Então, por que abordar esse tema é tão relevante? A razão é direta: para assegurar um sistema de saúde inclusivo e eficaz, os sanitaristas necessitam de um respaldo legal sólido para exercer suas funções com eficácia e segurança. Sem uma regulamentação apropriada que estabeleça as diretrizes, responsabilidades e deveres desses profissionais, fica consideravelmente mais difícil implementar e manter políticas de saúde pública que alcancem todos os segmentos da população. A ausência dessa regulamentação não apenas compromete a eficácia do trabalho dos sanitaristas, mas também tem um impacto negativo sobre a saúde e o bem-estar da população em geral. Isto é especialmente crítico em um país tão diverso e com tantas desigualdades em acesso a cuidados de saúde como o Brasil.

 

Portanto, é hora de aumentar o debate sobre o PL 1821/2021. A saúde, conforme estabelecido pela Constituição, representa um direito de cada cidadão e uma obrigação do Estado. Mas a concretização desse direito não ocorre automaticamente; exige um sistema robusto que seja tanto eficaz quanto equitativo.
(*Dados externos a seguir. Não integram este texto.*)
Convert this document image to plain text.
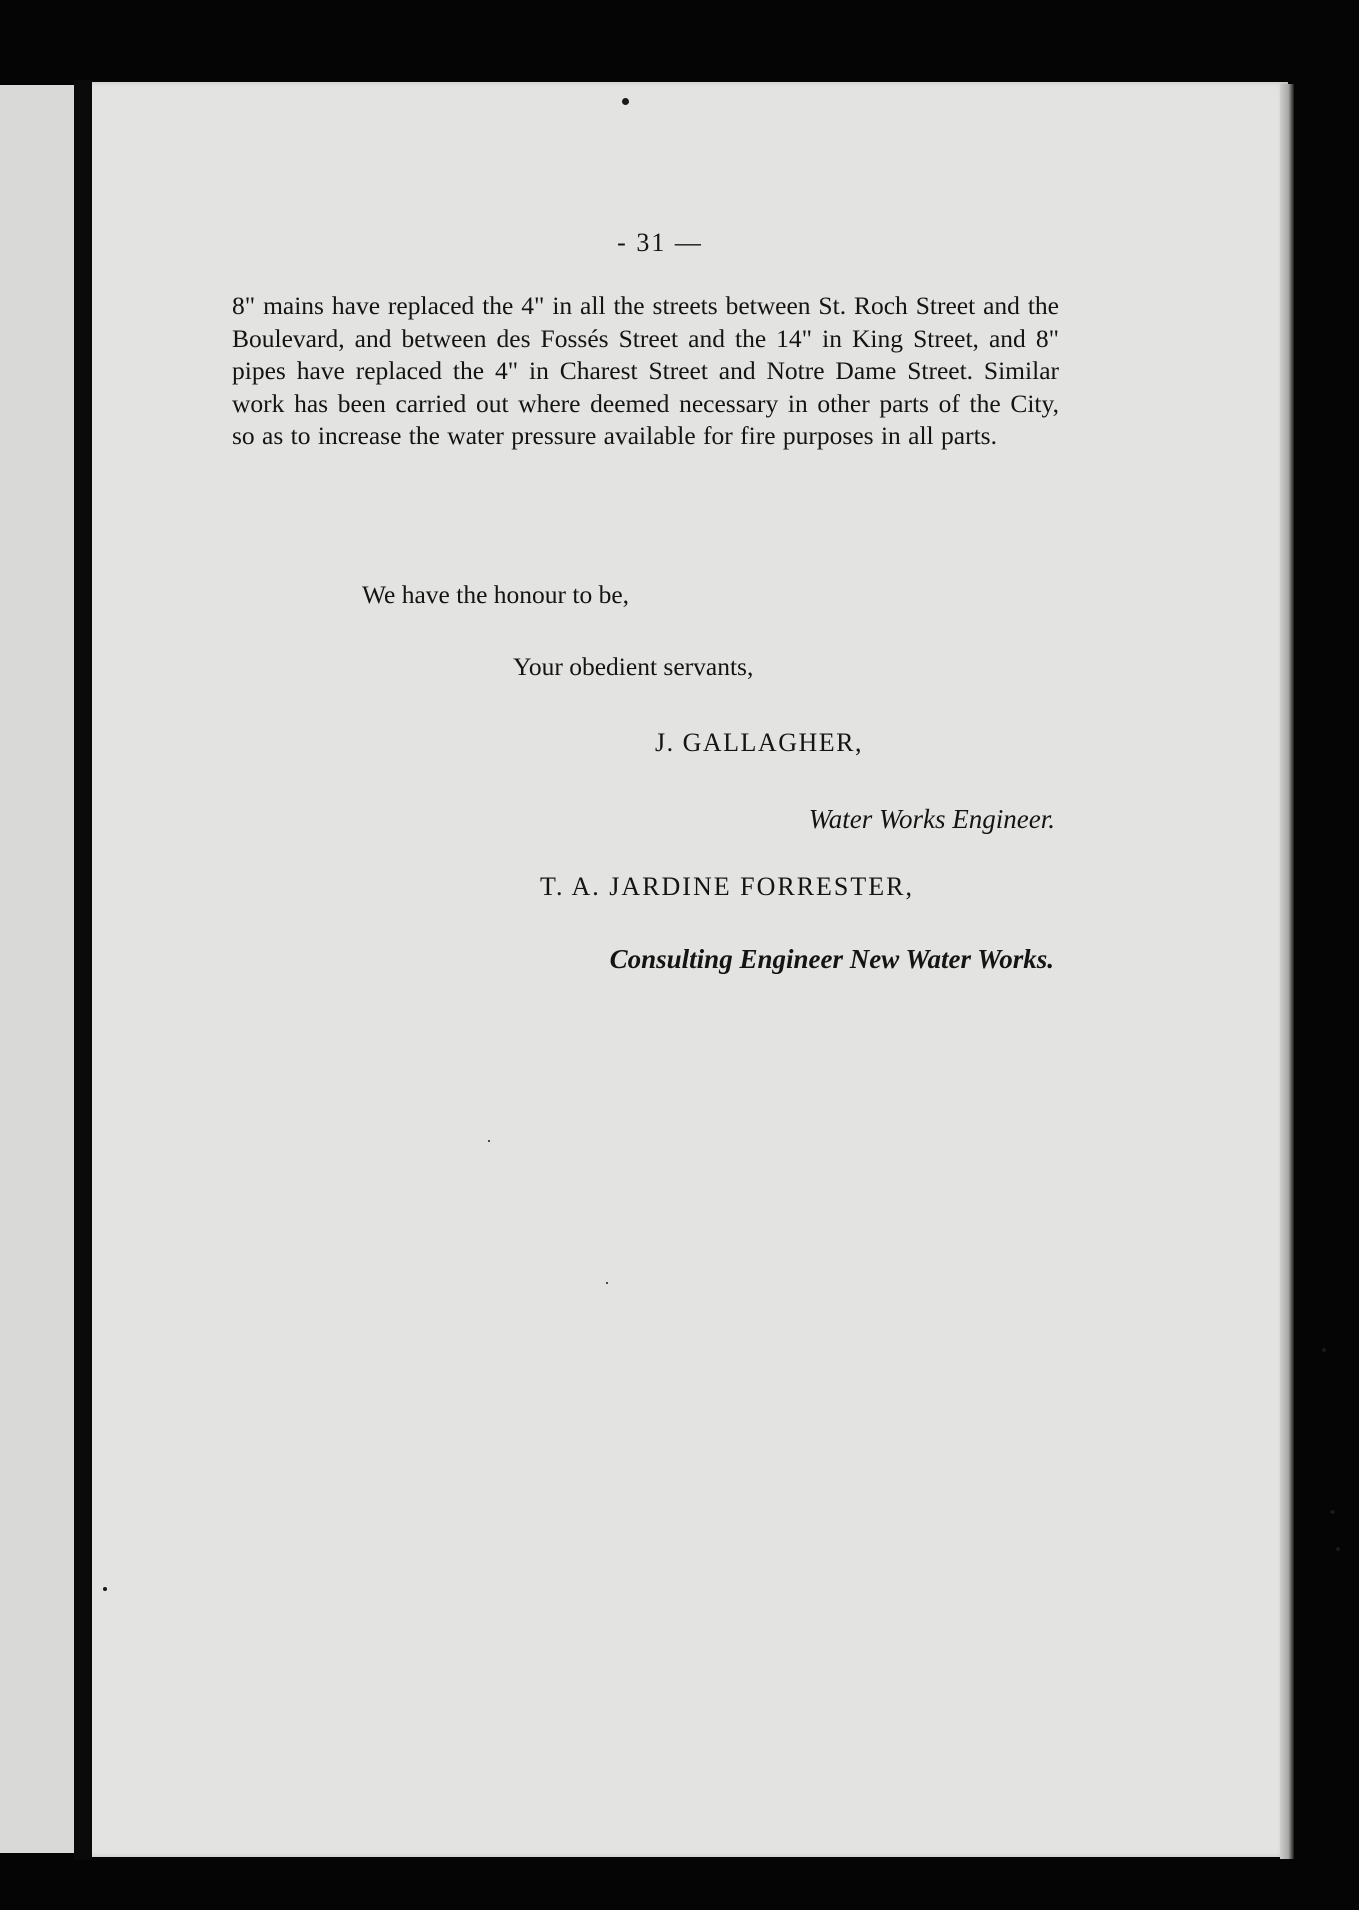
- 31 —
8" mains have replaced the 4" in all the streets between St. Roch Street and the Boulevard, and between des Fossés Street and the 14" in King Street, and 8" pipes have replaced the 4" in Charest Street and Notre Dame Street. Similar work has been carried out where deemed necessary in other parts of the City, so as to increase the water pressure available for fire purposes in all parts.
We have the honour to be,
Your obedient servants,
J. GALLAGHER,
Water Works Engineer.
T. A. JARDINE FORRESTER,
Consulting Engineer New Water Works.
Isso significa contar com uma força de trabalho altamente qualificada, incluindo sanitaristas, médicos, enfermeiros e outros profissionais de saúde, que atendam às necessidades complexas da população. Para que esses profissionais executem suas funções com eficácia, é fundamental que existam leis claras, justas e atualizadas que os apoiem em suas atividades. Isso inclui a regulamentação da profissão de sanitarista, a alocação adequada de recursos e a implementação de políticas públicas baseadas em evidências científicas. A ausência de qualquer um desses elementos pode criar lacunas no sistema, permitindo que alguns grupos fiquem desassistidos. Portanto, para alcançar o objetivo de um sistema de saúde verdadeiramente inclusivo, onde "ninguém fique para trás", é necessária uma abordagem multifacetada que una forças políticas, profissionais de saúde e a sociedade civil em um esforço coletivo para transformar esse direito constitucional em uma realidade palpável para todos.